Marx's view was that the capital itself is a product of labor: for example, the factory equipment and the raw materials were also produced by workers elsewhere. Thus, the profit of the factory owners is a part of the workers salary that the owners unfairly expropriate.
This view encounters problems when trying to account for such things as technological innovation, salaries of skilled CEO's, advertizing, etc. - which also increase the firm's revenue. One way would be to include the engineers, who improved the technology, the CEO's and the advertizing specialists among the workers.
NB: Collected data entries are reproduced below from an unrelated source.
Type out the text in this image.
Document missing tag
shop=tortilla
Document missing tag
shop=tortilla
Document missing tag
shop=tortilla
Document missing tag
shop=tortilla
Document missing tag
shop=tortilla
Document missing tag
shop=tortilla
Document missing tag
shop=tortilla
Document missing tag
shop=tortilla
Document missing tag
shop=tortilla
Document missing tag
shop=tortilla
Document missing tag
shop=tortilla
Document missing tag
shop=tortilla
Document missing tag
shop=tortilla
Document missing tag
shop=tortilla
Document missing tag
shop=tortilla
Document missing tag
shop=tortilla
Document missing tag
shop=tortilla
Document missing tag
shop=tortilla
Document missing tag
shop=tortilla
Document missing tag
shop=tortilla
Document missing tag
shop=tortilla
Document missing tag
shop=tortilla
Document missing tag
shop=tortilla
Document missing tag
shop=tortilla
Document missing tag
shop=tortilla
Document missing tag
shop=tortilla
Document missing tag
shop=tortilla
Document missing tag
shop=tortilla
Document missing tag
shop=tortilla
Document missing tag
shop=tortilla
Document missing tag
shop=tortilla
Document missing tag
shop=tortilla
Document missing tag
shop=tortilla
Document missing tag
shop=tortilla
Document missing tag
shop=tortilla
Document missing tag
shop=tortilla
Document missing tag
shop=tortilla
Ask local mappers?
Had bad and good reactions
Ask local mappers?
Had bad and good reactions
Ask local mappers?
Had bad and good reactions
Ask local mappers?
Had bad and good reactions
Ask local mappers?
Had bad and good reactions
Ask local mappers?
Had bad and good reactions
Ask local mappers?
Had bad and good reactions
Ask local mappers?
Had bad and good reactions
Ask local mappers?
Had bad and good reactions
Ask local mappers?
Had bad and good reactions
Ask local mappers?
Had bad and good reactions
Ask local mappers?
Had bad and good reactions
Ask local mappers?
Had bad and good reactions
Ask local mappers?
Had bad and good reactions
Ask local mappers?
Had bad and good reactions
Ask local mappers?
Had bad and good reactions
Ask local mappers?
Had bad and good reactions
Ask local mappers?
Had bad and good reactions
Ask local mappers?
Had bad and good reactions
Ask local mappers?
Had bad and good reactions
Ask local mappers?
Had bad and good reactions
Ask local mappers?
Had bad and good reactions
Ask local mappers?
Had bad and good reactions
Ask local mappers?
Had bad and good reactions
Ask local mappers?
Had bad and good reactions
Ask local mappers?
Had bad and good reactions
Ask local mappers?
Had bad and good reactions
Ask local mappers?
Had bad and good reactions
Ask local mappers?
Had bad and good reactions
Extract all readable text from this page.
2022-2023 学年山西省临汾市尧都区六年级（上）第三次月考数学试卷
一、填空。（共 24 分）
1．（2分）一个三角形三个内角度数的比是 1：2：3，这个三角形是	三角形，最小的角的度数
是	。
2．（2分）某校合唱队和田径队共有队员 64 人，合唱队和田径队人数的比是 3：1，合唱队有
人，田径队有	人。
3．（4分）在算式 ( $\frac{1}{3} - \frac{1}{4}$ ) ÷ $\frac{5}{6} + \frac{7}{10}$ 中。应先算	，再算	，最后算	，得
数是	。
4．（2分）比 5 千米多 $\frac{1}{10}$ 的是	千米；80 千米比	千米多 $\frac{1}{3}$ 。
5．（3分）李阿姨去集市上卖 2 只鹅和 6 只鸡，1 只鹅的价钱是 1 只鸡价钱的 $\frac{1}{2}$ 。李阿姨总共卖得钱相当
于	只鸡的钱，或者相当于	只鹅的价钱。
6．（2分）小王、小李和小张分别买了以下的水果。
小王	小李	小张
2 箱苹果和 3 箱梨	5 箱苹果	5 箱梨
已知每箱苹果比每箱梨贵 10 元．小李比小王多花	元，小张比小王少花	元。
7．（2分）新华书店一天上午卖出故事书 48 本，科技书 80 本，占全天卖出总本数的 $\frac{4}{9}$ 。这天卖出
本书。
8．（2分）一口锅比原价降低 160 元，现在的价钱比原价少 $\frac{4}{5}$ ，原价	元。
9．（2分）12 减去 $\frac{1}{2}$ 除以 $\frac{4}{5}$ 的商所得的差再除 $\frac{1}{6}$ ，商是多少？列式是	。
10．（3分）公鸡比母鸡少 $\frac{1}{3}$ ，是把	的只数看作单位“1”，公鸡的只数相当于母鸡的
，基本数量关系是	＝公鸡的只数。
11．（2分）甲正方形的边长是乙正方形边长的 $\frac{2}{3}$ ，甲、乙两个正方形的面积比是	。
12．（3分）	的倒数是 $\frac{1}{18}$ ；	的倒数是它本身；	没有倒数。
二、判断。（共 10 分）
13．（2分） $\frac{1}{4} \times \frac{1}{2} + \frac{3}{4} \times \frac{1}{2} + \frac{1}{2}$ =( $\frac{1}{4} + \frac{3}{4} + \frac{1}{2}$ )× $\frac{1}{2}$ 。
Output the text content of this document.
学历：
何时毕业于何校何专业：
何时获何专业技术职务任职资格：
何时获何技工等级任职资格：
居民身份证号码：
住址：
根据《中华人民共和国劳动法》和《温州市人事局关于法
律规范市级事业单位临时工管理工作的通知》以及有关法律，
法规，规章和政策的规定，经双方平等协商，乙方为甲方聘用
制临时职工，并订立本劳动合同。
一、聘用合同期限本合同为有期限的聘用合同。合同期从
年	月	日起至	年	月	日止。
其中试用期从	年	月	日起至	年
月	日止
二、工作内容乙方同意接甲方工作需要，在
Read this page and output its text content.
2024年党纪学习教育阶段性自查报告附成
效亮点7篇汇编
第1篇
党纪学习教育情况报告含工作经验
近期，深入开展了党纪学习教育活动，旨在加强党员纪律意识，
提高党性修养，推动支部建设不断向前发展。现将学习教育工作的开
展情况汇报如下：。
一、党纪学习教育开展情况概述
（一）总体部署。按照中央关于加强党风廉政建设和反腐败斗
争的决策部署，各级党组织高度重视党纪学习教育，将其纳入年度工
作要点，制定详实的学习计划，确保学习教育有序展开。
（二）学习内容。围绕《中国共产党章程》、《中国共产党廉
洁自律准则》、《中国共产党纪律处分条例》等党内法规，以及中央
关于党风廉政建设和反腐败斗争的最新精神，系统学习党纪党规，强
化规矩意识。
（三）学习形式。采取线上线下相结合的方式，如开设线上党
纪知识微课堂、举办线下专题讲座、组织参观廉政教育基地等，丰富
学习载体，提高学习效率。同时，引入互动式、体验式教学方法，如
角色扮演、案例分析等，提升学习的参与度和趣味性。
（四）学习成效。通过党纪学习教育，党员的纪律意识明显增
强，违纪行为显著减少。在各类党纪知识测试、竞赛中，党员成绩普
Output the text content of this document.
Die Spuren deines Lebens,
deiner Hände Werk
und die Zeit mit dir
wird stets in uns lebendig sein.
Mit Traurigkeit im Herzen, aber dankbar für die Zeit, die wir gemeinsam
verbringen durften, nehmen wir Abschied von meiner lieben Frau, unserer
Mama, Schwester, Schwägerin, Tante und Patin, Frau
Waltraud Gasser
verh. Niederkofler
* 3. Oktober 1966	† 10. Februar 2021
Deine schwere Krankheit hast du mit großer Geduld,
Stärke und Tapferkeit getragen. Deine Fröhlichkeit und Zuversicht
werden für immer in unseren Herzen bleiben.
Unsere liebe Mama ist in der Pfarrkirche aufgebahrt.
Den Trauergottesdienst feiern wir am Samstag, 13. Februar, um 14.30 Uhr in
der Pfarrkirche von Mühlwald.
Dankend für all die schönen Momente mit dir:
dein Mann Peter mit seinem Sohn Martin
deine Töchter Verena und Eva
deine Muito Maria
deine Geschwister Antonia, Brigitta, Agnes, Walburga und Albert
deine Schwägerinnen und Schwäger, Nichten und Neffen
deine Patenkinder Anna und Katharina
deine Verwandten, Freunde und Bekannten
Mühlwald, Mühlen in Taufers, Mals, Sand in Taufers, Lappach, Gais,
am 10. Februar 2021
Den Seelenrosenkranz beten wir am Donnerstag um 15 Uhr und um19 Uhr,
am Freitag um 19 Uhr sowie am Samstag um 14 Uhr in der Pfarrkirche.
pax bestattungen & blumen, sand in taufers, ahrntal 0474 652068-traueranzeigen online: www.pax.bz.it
This would probably save the Marxian point of view... but destroy the very class argument that the salaries of the engineers, the CEO's, and the marketing specialists are undeserved.
2. Diminishing salary
Labor market, like any market, implies equilibration of price between the labor suppliers (workers) and the labor consumers (firms). The price in this case is called "salary". Lowering salaries is problematic for obvious social reasons. There are at least two mechanisms to inexplicitly lower salary and bring in equilibrium labor supply and labor demand:
i) Not raising the nominal salary in conditions of inflation, which means that the real salary is lowered.
ii) Increasing the productivity of workers, i.e. making them produce more for the same salary. This is not necessarily achieved by forcing the workers to work harder: for example, the factory owner may install a conveyor line that would increase the productivity of the factory without the owner having to hire more workers or having to raise the nominal salaries. Thus, in Marx's view, the technological innovation necessarily leads to effective lowering of the workers salary and their standard of living - the process that must result in a Social Revolution.